Comment by rwmj

10 months ago

Yes, although the universal mechanisms that have been proposed so far have been quite ridiculous - for example having every program handle a "frame pointer signal" in userspace, which doesn't account for the reality that we need to do frame unwinding thousands of times a second with the least possible overhead. Frame pointers work for most things, and where they don't work (interpreted code) you're often not that interested in performance.

> every program handle a "frame pointer signal" in userspace

Yep. That's my proposal.

> which doesn't account for the reality that we need to do frame unwinding thousands of times a second with the least possible overhead

Yes, it does. The kernel has to return to userspace anyway at some point, and pushing a signal frame during that return is cheap. The cost of signal delivery is the entry into the kernel, and after a perf counter overflow, you've already paid that cost. Why would the actual unwinding be any faster in the kernel than in userspace?
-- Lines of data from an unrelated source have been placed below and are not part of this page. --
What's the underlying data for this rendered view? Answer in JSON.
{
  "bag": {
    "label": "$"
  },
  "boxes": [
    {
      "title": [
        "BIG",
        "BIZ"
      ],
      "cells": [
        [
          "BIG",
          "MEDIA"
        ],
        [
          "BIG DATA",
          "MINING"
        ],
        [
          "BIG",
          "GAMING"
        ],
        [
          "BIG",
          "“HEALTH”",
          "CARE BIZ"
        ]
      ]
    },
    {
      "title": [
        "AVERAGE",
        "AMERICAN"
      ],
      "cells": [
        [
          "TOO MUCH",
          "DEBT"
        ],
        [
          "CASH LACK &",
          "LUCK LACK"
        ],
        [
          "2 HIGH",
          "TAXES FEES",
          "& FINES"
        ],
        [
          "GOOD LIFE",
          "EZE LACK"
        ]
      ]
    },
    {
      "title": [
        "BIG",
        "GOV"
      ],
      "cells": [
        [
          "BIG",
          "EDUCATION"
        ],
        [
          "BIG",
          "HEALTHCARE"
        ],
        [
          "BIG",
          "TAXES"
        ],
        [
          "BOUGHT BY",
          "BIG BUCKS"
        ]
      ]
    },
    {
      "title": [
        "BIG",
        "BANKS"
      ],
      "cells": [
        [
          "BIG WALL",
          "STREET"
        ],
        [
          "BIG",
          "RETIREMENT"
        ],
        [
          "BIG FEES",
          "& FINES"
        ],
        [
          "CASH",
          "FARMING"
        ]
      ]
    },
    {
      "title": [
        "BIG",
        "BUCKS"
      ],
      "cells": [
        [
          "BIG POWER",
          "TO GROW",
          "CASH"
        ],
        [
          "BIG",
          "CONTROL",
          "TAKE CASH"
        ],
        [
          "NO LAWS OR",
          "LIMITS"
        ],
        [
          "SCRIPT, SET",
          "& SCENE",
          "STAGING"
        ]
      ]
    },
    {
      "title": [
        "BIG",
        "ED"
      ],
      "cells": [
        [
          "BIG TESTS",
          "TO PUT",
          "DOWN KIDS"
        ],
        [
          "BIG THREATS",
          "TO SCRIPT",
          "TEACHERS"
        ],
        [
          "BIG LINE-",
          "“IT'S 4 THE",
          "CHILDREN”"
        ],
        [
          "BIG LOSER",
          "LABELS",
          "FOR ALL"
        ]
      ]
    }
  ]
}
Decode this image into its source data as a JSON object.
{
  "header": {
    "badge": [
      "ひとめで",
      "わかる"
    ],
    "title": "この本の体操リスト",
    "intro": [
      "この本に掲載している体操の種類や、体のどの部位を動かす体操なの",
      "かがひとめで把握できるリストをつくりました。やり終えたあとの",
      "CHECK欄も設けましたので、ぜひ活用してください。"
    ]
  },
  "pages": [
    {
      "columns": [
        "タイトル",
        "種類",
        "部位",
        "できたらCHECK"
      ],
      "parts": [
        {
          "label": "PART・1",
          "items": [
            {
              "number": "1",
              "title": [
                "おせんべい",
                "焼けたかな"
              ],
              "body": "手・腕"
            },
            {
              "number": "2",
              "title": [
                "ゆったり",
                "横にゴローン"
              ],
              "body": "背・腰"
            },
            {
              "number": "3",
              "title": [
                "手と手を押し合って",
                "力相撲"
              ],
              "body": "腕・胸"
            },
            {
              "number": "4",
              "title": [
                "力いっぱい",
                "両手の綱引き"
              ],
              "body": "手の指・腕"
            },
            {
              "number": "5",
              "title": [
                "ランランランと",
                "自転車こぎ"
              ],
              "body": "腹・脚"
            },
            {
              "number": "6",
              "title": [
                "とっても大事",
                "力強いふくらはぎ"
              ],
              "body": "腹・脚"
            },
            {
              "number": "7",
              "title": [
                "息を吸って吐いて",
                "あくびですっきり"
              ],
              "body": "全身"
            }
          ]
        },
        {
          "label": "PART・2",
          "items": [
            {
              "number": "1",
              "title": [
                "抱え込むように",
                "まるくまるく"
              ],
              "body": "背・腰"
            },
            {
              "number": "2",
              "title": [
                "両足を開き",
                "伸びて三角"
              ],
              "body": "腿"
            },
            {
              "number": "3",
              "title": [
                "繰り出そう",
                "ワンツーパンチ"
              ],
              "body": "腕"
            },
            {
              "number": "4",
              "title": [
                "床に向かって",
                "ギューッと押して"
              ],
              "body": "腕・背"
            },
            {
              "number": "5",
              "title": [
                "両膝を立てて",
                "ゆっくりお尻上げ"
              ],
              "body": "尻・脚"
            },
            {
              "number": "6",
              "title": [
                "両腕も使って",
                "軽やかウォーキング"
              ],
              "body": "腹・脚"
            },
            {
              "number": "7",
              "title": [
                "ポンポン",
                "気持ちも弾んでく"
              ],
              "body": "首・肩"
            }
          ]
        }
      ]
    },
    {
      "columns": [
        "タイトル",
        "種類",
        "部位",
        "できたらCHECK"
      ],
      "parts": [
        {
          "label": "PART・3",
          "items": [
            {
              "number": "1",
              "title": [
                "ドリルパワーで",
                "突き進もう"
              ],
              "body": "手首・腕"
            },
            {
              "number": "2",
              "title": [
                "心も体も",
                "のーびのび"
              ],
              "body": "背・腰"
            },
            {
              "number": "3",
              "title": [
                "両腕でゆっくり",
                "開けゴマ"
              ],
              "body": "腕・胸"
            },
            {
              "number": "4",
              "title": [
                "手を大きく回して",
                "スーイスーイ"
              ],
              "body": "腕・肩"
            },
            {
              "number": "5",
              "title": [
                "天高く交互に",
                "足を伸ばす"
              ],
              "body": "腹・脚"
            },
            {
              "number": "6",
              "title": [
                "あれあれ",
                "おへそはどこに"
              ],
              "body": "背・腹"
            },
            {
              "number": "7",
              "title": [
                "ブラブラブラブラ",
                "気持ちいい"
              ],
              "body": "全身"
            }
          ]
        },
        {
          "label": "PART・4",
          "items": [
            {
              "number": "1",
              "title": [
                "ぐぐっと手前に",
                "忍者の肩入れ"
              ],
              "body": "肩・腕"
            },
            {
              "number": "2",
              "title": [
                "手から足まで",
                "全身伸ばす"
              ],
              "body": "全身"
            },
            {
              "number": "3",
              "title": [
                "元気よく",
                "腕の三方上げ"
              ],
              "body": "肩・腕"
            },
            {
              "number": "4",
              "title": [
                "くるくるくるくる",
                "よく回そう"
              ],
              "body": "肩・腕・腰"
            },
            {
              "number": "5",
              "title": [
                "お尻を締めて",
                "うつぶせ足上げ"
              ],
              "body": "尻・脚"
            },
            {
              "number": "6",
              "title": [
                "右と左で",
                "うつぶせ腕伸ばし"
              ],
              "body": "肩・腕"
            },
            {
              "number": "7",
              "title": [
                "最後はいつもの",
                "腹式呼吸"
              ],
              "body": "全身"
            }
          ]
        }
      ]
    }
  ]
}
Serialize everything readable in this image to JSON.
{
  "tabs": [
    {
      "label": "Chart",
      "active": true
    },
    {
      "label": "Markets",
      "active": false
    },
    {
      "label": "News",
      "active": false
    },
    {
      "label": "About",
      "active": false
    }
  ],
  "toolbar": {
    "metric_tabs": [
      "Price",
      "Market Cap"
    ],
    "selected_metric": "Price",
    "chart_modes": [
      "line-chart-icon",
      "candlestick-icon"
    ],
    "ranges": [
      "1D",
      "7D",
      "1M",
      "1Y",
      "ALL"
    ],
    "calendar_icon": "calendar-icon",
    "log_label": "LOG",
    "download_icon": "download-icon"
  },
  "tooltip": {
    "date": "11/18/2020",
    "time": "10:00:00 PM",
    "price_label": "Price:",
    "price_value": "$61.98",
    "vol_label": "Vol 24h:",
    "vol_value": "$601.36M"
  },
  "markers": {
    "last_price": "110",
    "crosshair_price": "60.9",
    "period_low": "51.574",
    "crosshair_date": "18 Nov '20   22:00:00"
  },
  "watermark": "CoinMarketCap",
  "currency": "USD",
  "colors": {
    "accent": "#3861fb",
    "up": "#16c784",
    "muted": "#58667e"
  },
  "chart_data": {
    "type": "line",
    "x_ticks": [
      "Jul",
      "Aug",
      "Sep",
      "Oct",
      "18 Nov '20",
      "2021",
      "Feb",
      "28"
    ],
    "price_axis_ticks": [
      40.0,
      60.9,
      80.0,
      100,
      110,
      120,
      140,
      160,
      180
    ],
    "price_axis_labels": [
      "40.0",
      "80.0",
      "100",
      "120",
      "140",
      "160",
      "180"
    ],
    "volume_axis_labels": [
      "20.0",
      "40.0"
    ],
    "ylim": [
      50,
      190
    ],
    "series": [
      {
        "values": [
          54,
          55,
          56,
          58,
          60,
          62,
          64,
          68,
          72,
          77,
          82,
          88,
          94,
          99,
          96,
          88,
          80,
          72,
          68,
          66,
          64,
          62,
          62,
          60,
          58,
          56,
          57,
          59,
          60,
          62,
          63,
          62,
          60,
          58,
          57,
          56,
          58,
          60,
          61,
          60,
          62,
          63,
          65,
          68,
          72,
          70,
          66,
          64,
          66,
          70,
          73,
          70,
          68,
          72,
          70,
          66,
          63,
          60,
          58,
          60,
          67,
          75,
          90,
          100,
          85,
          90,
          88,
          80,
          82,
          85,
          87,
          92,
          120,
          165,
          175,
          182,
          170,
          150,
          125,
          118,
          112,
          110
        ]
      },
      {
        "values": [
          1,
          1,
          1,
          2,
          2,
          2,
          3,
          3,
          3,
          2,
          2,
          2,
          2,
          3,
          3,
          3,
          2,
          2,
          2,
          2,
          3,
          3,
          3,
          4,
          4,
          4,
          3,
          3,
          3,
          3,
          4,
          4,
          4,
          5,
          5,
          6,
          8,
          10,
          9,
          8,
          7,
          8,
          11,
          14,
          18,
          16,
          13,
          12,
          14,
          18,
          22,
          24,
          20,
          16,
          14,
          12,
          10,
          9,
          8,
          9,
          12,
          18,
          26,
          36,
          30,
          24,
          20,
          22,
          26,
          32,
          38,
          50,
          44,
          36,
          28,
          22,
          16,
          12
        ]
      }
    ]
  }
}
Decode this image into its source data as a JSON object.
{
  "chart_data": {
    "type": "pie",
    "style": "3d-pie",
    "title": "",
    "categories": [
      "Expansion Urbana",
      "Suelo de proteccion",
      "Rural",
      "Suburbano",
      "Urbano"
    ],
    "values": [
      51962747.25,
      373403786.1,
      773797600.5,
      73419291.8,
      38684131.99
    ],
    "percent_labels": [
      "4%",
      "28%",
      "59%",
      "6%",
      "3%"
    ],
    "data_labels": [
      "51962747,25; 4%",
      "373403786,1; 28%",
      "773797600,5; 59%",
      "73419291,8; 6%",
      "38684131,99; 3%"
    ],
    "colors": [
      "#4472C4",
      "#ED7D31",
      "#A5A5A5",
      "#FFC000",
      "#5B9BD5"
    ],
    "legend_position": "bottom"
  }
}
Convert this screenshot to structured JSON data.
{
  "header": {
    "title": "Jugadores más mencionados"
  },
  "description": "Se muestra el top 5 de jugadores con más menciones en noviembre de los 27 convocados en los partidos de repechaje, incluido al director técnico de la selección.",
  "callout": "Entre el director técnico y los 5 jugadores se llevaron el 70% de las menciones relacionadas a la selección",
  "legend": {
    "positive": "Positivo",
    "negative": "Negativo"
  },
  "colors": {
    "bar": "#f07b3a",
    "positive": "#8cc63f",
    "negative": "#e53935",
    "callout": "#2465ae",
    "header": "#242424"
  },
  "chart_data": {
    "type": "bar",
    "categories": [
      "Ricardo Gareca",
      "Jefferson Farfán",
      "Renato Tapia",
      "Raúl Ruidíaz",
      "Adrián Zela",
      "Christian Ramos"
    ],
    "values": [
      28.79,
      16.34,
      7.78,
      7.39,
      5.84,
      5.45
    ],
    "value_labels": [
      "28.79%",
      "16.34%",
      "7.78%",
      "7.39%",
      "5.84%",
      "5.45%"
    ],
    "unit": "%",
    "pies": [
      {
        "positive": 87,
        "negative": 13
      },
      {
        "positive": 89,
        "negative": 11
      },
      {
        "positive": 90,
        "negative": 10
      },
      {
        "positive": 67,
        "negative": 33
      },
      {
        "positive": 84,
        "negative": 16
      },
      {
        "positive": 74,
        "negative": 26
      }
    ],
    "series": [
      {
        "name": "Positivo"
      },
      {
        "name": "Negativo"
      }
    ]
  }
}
Also, so what if a thread enters the kernel and samples the stack multiple times before returning to userspace? While in the kernel, the userspace stack cannot change --- therefore, it's sufficient to delay userspace stack collection until the kernel returns to userspace anyway.

You might ask "Don't we have to restore the signal mask after handling the profiling signal?"

Not if you don't define the signal to change the signal mask. sigreturn(2) is optional.

  • This sounds vastly more complex already than following a linked list. You've also ignored the other cost which is getting the stack trace data out of the program. Anyway I'm keen to see your implementation and test how it works in reality.